Consumo de ultraprocessados pode ser fator de risco para depressão
Pesquisas pelo mundo inteiro constataram a ligação entre o consumo de produtos ultraprocessados com doenças como câncer, diabetes, pressão alta e depressão
Pesquisas pelo mundo inteiro constataram a ligação entre o consumo de produtos ultraprocessados com doenças como câncer, diabetes, pressão alta e depressão
Por Maria Vitória Moura
Nos últimos anos, os ultraprocessados passaram a ser objeto de análise dos cientistas por vários fatores. Pesquisas pelo mundo inteiro já analisaram a alimentação da população e constataram a ligação entre o consumo de produtos ultraprocessados com doenças como câncer, diabetes, pressão alta e depressão. Nesse campo científico estão cada vez mais claros os malefícios desses produtos para a saúde humana.
A respeito das consequências do alto consumo de ultraprocessados na saúde mental, a epidemiologista francesa Tasnime Akbaraly, do Instituto de Pesquisas Médicas da França (Inserm), aponta que as substâncias químicas presentes nos ultrprocessados agravam as causas da depressão, uma vez que essas podem causar falhas na transmissão das informações de um neurônio para outro no cérebro, afetando a produção e a captura de três neurotransmissores envolvidos no aparecimento da depressão: a serotonina, a noradrenalina e a dopamina. O mau funcionamento desse mecanismo cerebral pode atrapalhar a regulação das emoções, o controle cognitivo e a construção da autoimagem, fatores que caracterizam a depressão.
“Existem fatores de risco para a depressão, como os genéticos, que já estão bem estabelecidos e documentados na literatura científica. Mas, no meu estudo, o importante era focar naquilo que pode ser controlado, como o modo de vida. Este é o caso da alimentação”, explica a pesquisadora.

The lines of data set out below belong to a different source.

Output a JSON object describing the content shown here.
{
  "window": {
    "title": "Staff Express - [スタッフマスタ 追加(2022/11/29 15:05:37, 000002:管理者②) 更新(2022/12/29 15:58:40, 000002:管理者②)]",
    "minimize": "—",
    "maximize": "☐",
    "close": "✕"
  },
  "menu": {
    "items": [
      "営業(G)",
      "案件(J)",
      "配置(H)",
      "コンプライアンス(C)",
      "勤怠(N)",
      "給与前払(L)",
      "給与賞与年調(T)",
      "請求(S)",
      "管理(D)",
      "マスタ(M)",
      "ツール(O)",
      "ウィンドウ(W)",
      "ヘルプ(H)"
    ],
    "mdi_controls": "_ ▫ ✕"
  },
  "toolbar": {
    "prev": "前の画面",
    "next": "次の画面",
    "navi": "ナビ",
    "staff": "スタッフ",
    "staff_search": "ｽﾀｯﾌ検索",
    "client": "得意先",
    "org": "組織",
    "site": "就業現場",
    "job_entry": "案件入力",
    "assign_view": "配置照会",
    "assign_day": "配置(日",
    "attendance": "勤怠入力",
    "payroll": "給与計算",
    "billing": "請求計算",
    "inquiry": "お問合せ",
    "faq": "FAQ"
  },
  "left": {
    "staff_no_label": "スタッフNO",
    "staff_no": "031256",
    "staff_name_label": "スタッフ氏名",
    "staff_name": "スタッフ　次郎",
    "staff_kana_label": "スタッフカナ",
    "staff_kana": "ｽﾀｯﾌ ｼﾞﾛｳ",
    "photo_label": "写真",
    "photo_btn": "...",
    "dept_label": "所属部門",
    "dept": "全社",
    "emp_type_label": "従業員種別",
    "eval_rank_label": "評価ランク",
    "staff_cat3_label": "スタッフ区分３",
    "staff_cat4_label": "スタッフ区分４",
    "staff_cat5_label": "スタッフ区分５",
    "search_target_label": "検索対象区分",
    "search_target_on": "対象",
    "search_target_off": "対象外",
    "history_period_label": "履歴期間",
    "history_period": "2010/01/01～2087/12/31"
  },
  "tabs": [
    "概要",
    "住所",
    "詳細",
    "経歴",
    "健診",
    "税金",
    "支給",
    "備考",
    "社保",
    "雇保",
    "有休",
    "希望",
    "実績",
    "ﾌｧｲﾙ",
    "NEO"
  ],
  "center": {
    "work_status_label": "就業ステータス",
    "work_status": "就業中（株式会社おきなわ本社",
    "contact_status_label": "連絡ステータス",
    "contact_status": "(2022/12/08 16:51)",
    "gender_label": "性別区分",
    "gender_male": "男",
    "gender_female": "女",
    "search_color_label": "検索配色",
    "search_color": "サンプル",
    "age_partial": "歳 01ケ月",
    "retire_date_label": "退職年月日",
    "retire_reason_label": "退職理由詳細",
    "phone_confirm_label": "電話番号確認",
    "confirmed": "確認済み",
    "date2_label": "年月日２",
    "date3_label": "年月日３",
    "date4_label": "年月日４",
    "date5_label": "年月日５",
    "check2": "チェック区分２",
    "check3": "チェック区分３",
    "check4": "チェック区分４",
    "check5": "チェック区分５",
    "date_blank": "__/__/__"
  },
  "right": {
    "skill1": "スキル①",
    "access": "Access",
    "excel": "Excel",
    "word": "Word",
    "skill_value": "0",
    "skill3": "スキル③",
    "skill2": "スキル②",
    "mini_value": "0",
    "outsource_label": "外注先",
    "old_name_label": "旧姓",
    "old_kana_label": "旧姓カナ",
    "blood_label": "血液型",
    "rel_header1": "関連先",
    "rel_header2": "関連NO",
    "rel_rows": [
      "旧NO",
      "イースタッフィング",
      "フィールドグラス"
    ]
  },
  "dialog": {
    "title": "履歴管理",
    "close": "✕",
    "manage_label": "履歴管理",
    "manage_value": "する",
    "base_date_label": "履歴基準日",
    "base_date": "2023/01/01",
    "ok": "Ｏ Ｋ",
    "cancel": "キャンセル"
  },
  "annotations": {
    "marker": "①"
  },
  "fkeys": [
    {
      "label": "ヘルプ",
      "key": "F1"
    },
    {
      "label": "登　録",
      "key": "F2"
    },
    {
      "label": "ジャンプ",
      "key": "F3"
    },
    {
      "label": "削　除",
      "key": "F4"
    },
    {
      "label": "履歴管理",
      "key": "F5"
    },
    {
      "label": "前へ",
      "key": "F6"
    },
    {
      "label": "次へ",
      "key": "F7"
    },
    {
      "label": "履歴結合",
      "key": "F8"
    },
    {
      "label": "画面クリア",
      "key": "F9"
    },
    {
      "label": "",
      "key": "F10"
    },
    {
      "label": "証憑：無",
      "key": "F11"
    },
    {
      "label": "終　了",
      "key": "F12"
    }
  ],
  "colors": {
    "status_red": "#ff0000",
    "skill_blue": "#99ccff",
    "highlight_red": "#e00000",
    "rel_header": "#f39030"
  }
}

Para chegar a tais conclusões, a epidemiologista utilizou um banco de dados público de saúde britânico, conhecido como Whitehall II, através do qual ela obteve informações alimentares e de saúde de 4.554 pacientes entre 35 e 55 anos, que são acompanhados por uma equipe médica desde o início dos anos 1990. Após cruzar os dados referentes ao estilo de vida e possíveis episódios depressivos, assim como a necessidade de usar remédios para tratar a doença, ela constatou que os pacientes que consumiam menos legumes e frutas e mais produtos com altos teores de gordura saturada apresentaram maiores probabilidades de desenvolver quadros depressivos.
Em uma pesquisa mais recente, publicada no Journal of Affective Disorders, os pesquisadores analisaram os dados de 24.674 participantes que responderam questionários sobre o que comeram e também sobre seu estado emocional. Os pesquisadores calcularam a quantidade média diária de alimentos ultraprocessados consumidos pelos participantes em termos de calorias, peso e gênero.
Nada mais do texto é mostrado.